Yes, it's the same old story. Even if you earn $165,000 a year, if you spend $180,000 a year, you're going backwards.
This also reinforces what I see a lot with financial "experts" -- planners, advisors, journalists, etc. They may have some knowledge about how to handle money, but they lack the discipline to actually put it into practice. I've recently seen planners talk about how they have credit card debt, journalists admit that they can't control their spending, and advisors admitting their savings plans are non-existent. And this is coming from people who have good knowledge of personal finances. But I would never take their advice if they can't follow it themselves. An undisciplined advisor is just like a fat doctor to me -- and someone I won't use or recommend.
A heavy debt load stands in the way of putting away more retirement money. The couple owe $285,000 on their mortgage — most of it at a 6% fixed rate — plus about $125,000 in other debt, including on credit cards and loans to buy a car, a motorcycle and a boat. Their plans to install a new hardwood floor and a pool in the near future could push them deeper in the red.

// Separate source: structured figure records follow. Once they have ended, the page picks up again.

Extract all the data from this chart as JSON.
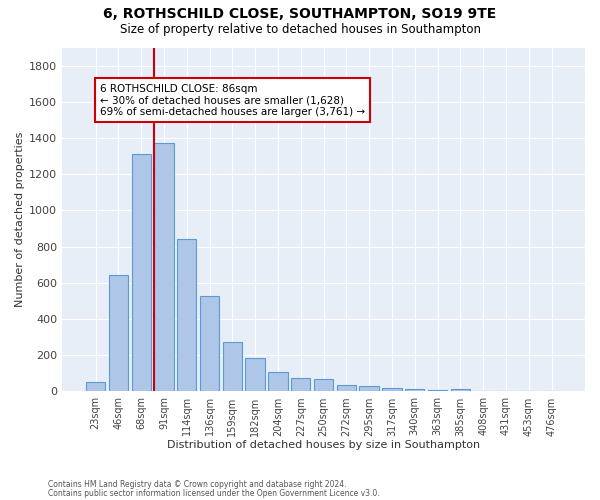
{
  "title": "6, ROTHSCHILD CLOSE, SOUTHAMPTON, SO19 9TE",
  "subtitle": "Size of property relative to detached houses in Southampton",
  "xlabel": "Distribution of detached houses by size in Southampton",
  "ylabel": "Number of detached properties",
  "footnote1": "Contains HM Land Registry data © Crown copyright and database right 2024.",
  "footnote2": "Contains public sector information licensed under the Open Government Licence v3.0.",
  "annotation_title": "6 ROTHSCHILD CLOSE: 86sqm",
  "annotation_line1": "← 30% of detached houses are smaller (1,628)",
  "annotation_line2": "69% of semi-detached houses are larger (3,761) →",
  "bar_categories": [
    "23sqm",
    "46sqm",
    "68sqm",
    "91sqm",
    "114sqm",
    "136sqm",
    "159sqm",
    "182sqm",
    "204sqm",
    "227sqm",
    "250sqm",
    "272sqm",
    "295sqm",
    "317sqm",
    "340sqm",
    "363sqm",
    "385sqm",
    "408sqm",
    "431sqm",
    "453sqm",
    "476sqm"
  ],
  "bar_heights": [
    55,
    645,
    1310,
    1375,
    840,
    525,
    275,
    185,
    110,
    75,
    70,
    38,
    32,
    20,
    14,
    10,
    12,
    0,
    0,
    0,
    0
  ],
  "bar_color": "#aec6e8",
  "bar_edge_color": "#5b9bd5",
  "vline_color": "#cc0000",
  "annotation_box_color": "#cc0000",
  "background_color": "#e8eef8",
  "ylim": [
    0,
    1900
  ],
  "yticks": [
    0,
    200,
    400,
    600,
    800,
    1000,
    1200,
    1400,
    1600,
    1800
  ],
  "figsize": [
    6.0,
    5.0
  ],
  "dpi": 100
}
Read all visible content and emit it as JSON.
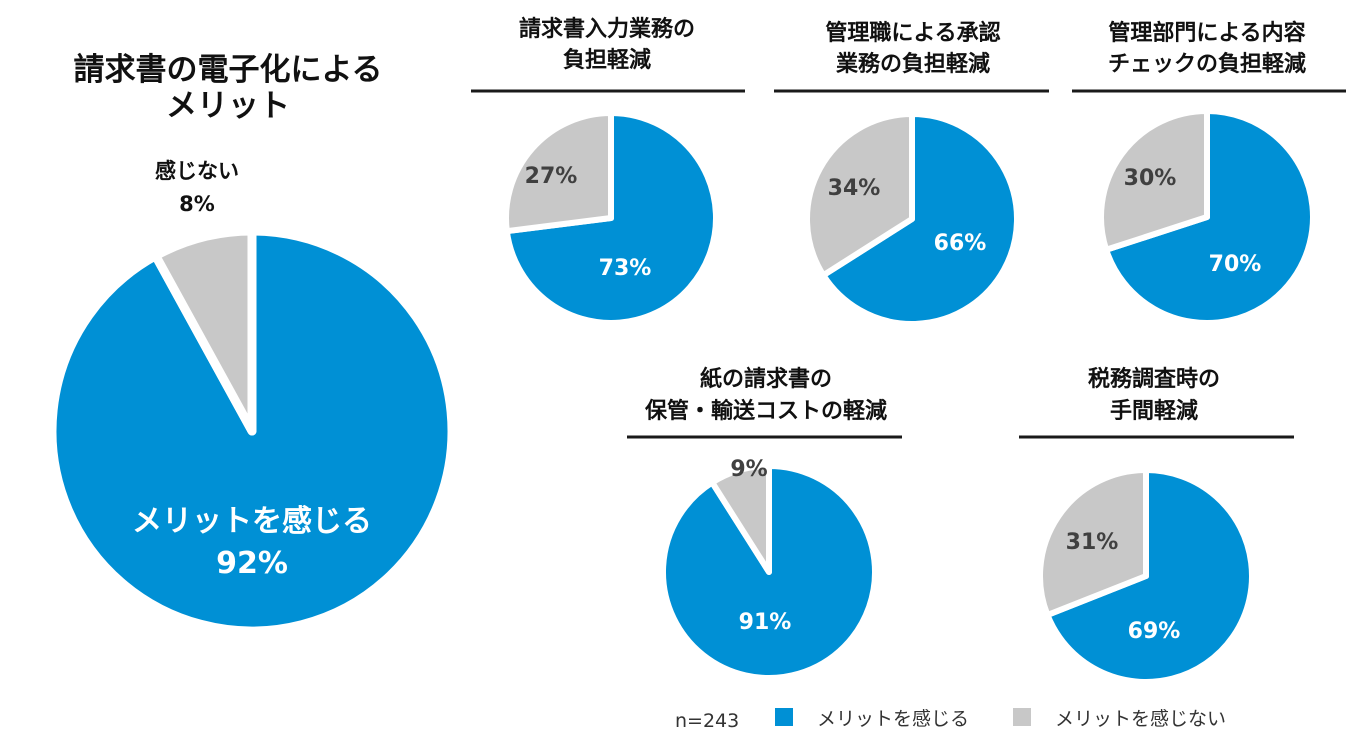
{
  "chart_data": [
    {
      "type": "pie",
      "title": "請求書の電子化による\nメリット",
      "categories": [
        "メリットを感じる",
        "感じない"
      ],
      "values": [
        92,
        8
      ],
      "labels": [
        "メリットを感じる\n92%",
        "感じない\n8%"
      ]
    },
    {
      "type": "pie",
      "title": "請求書入力業務の\n負担軽減",
      "categories": [
        "メリットを感じる",
        "メリットを感じない"
      ],
      "values": [
        73,
        27
      ],
      "labels": [
        "73%",
        "27%"
      ]
    },
    {
      "type": "pie",
      "title": "管理職による承認\n業務の負担軽減",
      "categories": [
        "メリットを感じる",
        "メリットを感じない"
      ],
      "values": [
        66,
        34
      ],
      "labels": [
        "66%",
        "34%"
      ]
    },
    {
      "type": "pie",
      "title": "管理部門による内容\nチェックの負担軽減",
      "categories": [
        "メリットを感じる",
        "メリットを感じない"
      ],
      "values": [
        70,
        30
      ],
      "labels": [
        "70%",
        "30%"
      ]
    },
    {
      "type": "pie",
      "title": "紙の請求書の\n保管・輸送コストの軽減",
      "categories": [
        "メリットを感じる",
        "メリットを感じない"
      ],
      "values": [
        91,
        9
      ],
      "labels": [
        "91%",
        "9%"
      ]
    },
    {
      "type": "pie",
      "title": "税務調査時の\n手間軽減",
      "categories": [
        "メリットを感じる",
        "メリットを感じない"
      ],
      "values": [
        69,
        31
      ],
      "labels": [
        "69%",
        "31%"
      ]
    }
  ],
  "legend": {
    "note": "n=243",
    "items": [
      {
        "label": "メリットを感じる",
        "color": "#0090d5"
      },
      {
        "label": "メリットを感じない",
        "color": "#c8c8c8"
      }
    ]
  },
  "colors": {
    "positive": "#0090d5",
    "negative": "#c8c8c8"
  }
}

At this point, I'm close to slitting my wrists...
One thing they're not worried about is the cost of Edson's college education. They've decided that college expenses shouldn't derail their retirement savings. "We basically told him that he can work his way through college," Caren says. "He can get loans; he can get a job. That's what makes the world go 'round."
Oh, sure. Shaft your son's college education because you can't control your spending. Real nice. I guess they're even below the inadequate average savings Americans have for their college-bound teenagers.
The story of this family continues in another piece, this one where a financial planner gives them some advice. The main thoughts:
Bill Hart, a financial planner in Jacksonville, is calling for a "lockdown" on discretionary spending by the Mayberrys for at least a year. "What's hard about this is that you guys have developed habits, and you have to break those habits," such as eating out regularly, says Hart, co-founder of Retirement Strategies.
A limit on spending means not installing that pool. And no new hardwood floors — at least for now, the planner advises. The couple must focus on paying off debt and boosting savings to increase their chances of being able to retire within 15 years, he adds.
Ya think? How about putting them on a BUDGET!!! ;-)
The good news is that it appears that the couple is taking these recommendations to heart:
When the Mayberrys sat down with Hart more than a month ago, the couple's goal was to be free of all liabilities, except mortgage debt, in four years. But after seeing their debt and savings figures splashed across the pages of a financial plan, they've decided to act more quickly. They hope to get rid of all their debt, except their mortgage, as soon as possible so they can focus on saving. "If we really work hard on this, we can do it in 12 months or by the end of next summer, maybe 15 months," Caren Mayberry says.
However, the planner warns of something I was thinking of myself:
Hart gives the couple an "A+ for motivation" but reminds them that, "This is a marathon, not a sprint."
The piece goes on to list the other steps they are taking. They're on the right path now -- I just hope they can stick to it.
I don't need to say this, but I am anyway: it's not what you make, it's what you spend. If you spend more than you make, you're going to go backwards financially. On the other hand, if you spend less than you earn, you're on the path to becoming wealthy.